To implement the parallel sum, I divide the list into roughly equal sized chunks and assign one process to each:

define Sum as process { [int] items, int start, int end, int result } void Sum::start(): sum = 0 for i in start..end: sum = sum + items[i] this.result = sum int Sum::get(): return result // Sum constructor Sum ::Sum([int] is, int s, int e): return spawn { items: i, start: s, end: e, result: 0 }

Essentially, each `Sum`

process holds the original list of `items`

and a range `start..end`

over which to operate. The `result`

is used to store the final sum until it is requested by the outer loop. The idea is that we first construct the processes, then start them all asynchronously and, finally, collect up the results.

The outer loop looks something like this:

define N as 100 // block size to use int ::parSum([int] items): while |items| != 1: // Calculate how many workers required nworkers = max(1,|items| / N) size = |items| / nworkers // Construct and start workers pos = 0 workers = [] for i in 0..nworkers: if i < (nworkers-1): worker = Sum(items,pos,pos+size) else: // Last worker picks up the slack worker = Sum(items,pos,|items|) // Start worker asynchronously worker!start() // Bookkeeping workers = workers + [worker] pos = pos + size // Collect up results items = [] for i in 0 .. nworkers: items = items + [workers[i].get()] return items[0]

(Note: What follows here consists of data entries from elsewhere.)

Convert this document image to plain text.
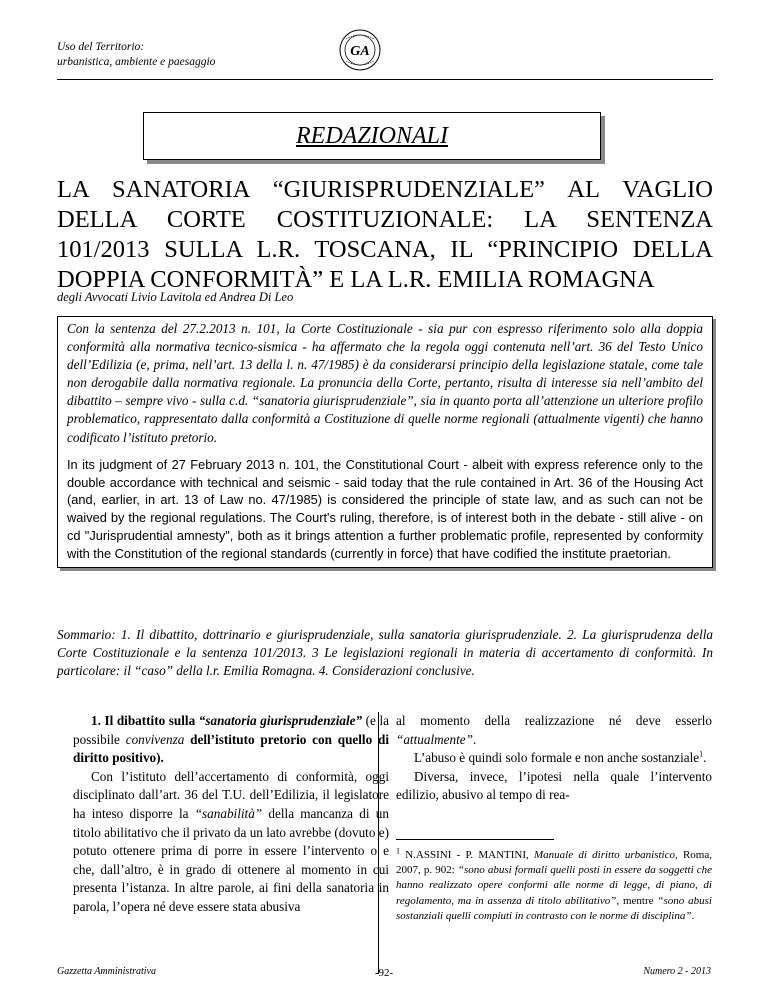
Uso del Territorio:
urbanistica, ambiente e paesaggio
GA
REDAZIONALI
LA SANATORIA “GIURISPRUDENZIALE” AL VAGLIO
DELLA CORTE COSTITUZIONALE: LA SENTENZA
101/2013 SULLA L.R. TOSCANA, IL “PRINCIPIO DELLA
DOPPIA CONFORMITÀ” E LA L.R. EMILIA ROMAGNA
degli Avvocati Livio Lavitola ed Andrea Di Leo
Con la sentenza del 27.2.2013 n. 101, la Corte Costituzionale - sia pur con espresso riferimento solo alla doppia conformità alla normativa tecnico-sismica - ha affermato che la regola oggi contenuta nell’art. 36 del Testo Unico dell’Edilizia (e, prima, nell’art. 13 della l. n. 47/1985) è da considerarsi principio della legislazione statale, come tale non derogabile dalla normativa regionale. La pronuncia della Corte, pertanto, risulta di interesse sia nell’ambito del dibattito – sempre vivo - sulla c.d. “sanatoria giurisprudenziale”, sia in quanto porta all’attenzione un ulteriore profilo problematico, rappresentato dalla conformità a Costituzione di quelle norme regionali (attualmente vigenti) che hanno codificato l’istituto pretorio.
In its judgment of 27 February 2013 n. 101, the Constitutional Court - albeit with express reference only to the double accordance with technical and seismic - said today that the rule contained in Art. 36 of the Housing Act (and, earlier, in art. 13 of Law no. 47/1985) is considered the principle of state law, and as such can not be waived by the regional regulations. The Court's ruling, therefore, is of interest both in the debate - still alive - on cd "Jurisprudential amnesty", both as it brings attention a further problematic profile, represented by conformity with the Constitution of the regional standards (currently in force) that have codified the institute praetorian.
Sommario: 1. Il dibattito, dottrinario e giurisprudenziale, sulla sanatoria giurisprudenziale. 2. La giurisprudenza della Corte Costituzionale e la sentenza 101/2013. 3 Le legislazioni regionali in materia di accertamento di conformità. In particolare: il “caso” della l.r. Emilia Romagna. 4. Considerazioni conclusive.

1. Il dibattito sulla “sanatoria giurisprudenziale” (e la possibile convivenza dell’istituto pretorio con quello di diritto positivo).

Con l’istituto dell’accertamento di conformità, oggi disciplinato dall’art. 36 del T.U. dell’Edilizia, il legislatore ha inteso disporre la “sanabilità” della mancanza di un titolo abilitativo che il privato da un lato avrebbe (dovuto e) potuto ottenere prima di porre in essere l’intervento o e che, dall’altro, è in grado di ottenere al momento in cui presenta l’istanza. In altre parole, ai fini della sanatoria in parola, l’opera né deve essere stata abusiva

al momento della realizzazione né deve esserlo “attualmente”.

L’abuso è quindi solo formale e non anche sostanziale$^1$.

Diversa, invece, l’ipotesi nella quale l’intervento edilizio, abusivo al tempo di rea-

$^1$ N.ASSINI - P. MANTINI, Manuale di diritto urbanistico, Roma, 2007, p. 902: “sono abusi formali quelli posti in essere da soggetti che hanno realizzato opere conformi alle norme di legge, di piano, di regolamento, ma in assenza di titolo abilitativo”, mentre “sono abusi sostanziali quelli compiuti in contrasto con le norme di disciplina”.
Gazzetta Amministrativa	-92-	Numero 2 - 2013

The key here is that the outer loop continues until the original list of `items`

is reduced to a single result. There maybe several iterations required, depending on the block size. Furthermore, the block size determines how many items will be processed by each process in one go. Smaller block sizes lead to more parallelism, but have higher overheads. The optimal block size probably depends on the underlying architecture, and would ideally be chosen at runtime.